第2章 終于加了好友
第2章 終于加了好友
虞洐到家時累得直想閉眼,但他太久沒回來了,除卻分得清廁所和廚房,自己卧室也不太記得——
沒怎麽在這待過。
于是即使再困也只能一步一停地跟在白臻榆身後,直到眼皮都重得擡不起了險些栽在人身上,才腳後跟着地,堪堪穩住身形。
白臻榆正起着熱,反應也變得有些慢。
感受到獨屬于虞洐的氣息忽而逼近,他鴉羽般的眉睫斂着,倉皇間仔仔細細地掩住情緒,最後只是肩頭被輕輕碰了下。
幾不可察地嘆口氣,白臻榆掀起眼。
他瞳色很淺,又略微有些散光,瞧人時總有點漫不經心的涼薄感。
虞洐無意間瞥到,被這種居高臨下的傲慢弄得清醒幾分,他真是困極了,眼下原本連句話都不願說,見狀,不耐地問道:
“我卧室在哪?”
瞧白臻榆的神情應當是愣了幾秒。虞洐沒心思去管對方想了什麽,他半阖着眼,朝對方所指的方向走。
能感受到背影被那道視線追着,他不願搭理,直到門被重重關上,他背抵住房門,後知後覺自己這麽久沒回來,床上大概是落灰了。
不過自己身上也沒多幹淨,可以将就。
那股不好聞的煙酒味萦繞在鼻尖,虞洐直接扯開衣服,随意地往旁邊一搭,想着今天先這麽對付一晚,可是直直栽到床上時,卻嗅到清新的薰衣草香。
原本沉重的眼皮因這個認知稍微掙紮下,卻還是沒攔住沉如泥沼的睡意,虞洐一點沒動彈,随意扯過不知是被子還是床單的東西蓋在身上,意識很快模糊起來,恍惚覺得自己陷在那薰衣草田裏,還有暖暖的陽光灑在他身上,呼吸逐漸平穩。
月光從側邊的窗戶,輕柔又單薄地鋪下來,白臻榆定定地看了會,素來沉靜的臉上竟然有幾分不知所措。
他低聲咳嗽着,喉間驀然嗆出血腥氣。
白臻榆給自己倒了杯水。
他正發着燒,原本挺暈的,剛才同虞洐說了兩三句話,有點醒了。
抿口水,低眸去看時間,淩晨兩三點,他明天下午給學校請假,早上總是得先去把工作處理完的,計算通勤時間,如果他現在運氣不錯,能沾床就睡,最多五個小時。

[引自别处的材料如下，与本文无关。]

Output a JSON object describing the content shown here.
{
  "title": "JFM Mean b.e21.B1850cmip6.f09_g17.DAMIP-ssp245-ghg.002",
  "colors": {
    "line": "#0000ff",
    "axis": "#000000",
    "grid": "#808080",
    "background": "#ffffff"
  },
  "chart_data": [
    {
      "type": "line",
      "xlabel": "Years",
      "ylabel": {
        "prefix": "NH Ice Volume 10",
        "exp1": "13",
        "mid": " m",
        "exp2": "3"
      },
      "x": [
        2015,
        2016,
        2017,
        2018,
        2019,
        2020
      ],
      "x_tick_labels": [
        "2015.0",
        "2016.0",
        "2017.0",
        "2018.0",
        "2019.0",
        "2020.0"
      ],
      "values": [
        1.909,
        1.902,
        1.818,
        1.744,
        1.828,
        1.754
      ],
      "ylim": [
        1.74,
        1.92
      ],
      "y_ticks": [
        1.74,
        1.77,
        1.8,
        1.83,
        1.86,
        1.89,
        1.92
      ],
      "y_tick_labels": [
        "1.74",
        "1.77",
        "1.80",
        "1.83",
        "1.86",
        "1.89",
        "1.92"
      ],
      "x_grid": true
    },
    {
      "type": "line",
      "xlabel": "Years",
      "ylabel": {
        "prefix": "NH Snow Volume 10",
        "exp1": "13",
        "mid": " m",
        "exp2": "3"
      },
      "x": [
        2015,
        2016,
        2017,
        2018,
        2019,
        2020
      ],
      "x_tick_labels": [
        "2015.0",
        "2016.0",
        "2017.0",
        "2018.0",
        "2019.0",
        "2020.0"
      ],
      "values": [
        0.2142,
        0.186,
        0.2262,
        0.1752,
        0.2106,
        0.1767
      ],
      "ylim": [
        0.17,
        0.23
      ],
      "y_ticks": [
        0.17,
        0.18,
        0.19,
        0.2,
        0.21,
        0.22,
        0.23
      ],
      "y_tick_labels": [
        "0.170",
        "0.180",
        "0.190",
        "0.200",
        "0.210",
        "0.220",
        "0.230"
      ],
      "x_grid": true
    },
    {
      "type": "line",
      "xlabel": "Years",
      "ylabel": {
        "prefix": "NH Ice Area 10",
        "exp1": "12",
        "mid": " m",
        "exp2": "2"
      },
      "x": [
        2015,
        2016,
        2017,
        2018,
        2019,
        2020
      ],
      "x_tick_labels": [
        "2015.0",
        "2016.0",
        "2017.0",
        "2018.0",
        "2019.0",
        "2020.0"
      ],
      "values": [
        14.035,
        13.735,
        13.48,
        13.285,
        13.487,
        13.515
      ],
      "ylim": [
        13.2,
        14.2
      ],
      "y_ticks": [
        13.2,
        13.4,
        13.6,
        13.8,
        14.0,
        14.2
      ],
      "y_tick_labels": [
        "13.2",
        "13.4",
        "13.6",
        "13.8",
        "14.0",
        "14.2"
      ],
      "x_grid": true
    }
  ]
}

這種選擇沒什麽好猶豫的——如果虞洐沒跟着他回來的話。
白臻榆攥緊杯子,指節微地泛白,無聲地勾唇笑了。
回去處理工作比較好,中午之前結束,能就着辦公室眯一會,之後再來同虞洐一起回虞家,他摩挲過口袋裏的藥瓶。
纖細濃密的眉睫垂掩住倦怠,白臻榆确認實驗室和辦公室的鑰匙都帶在身上,于淩晨時分推開了家門。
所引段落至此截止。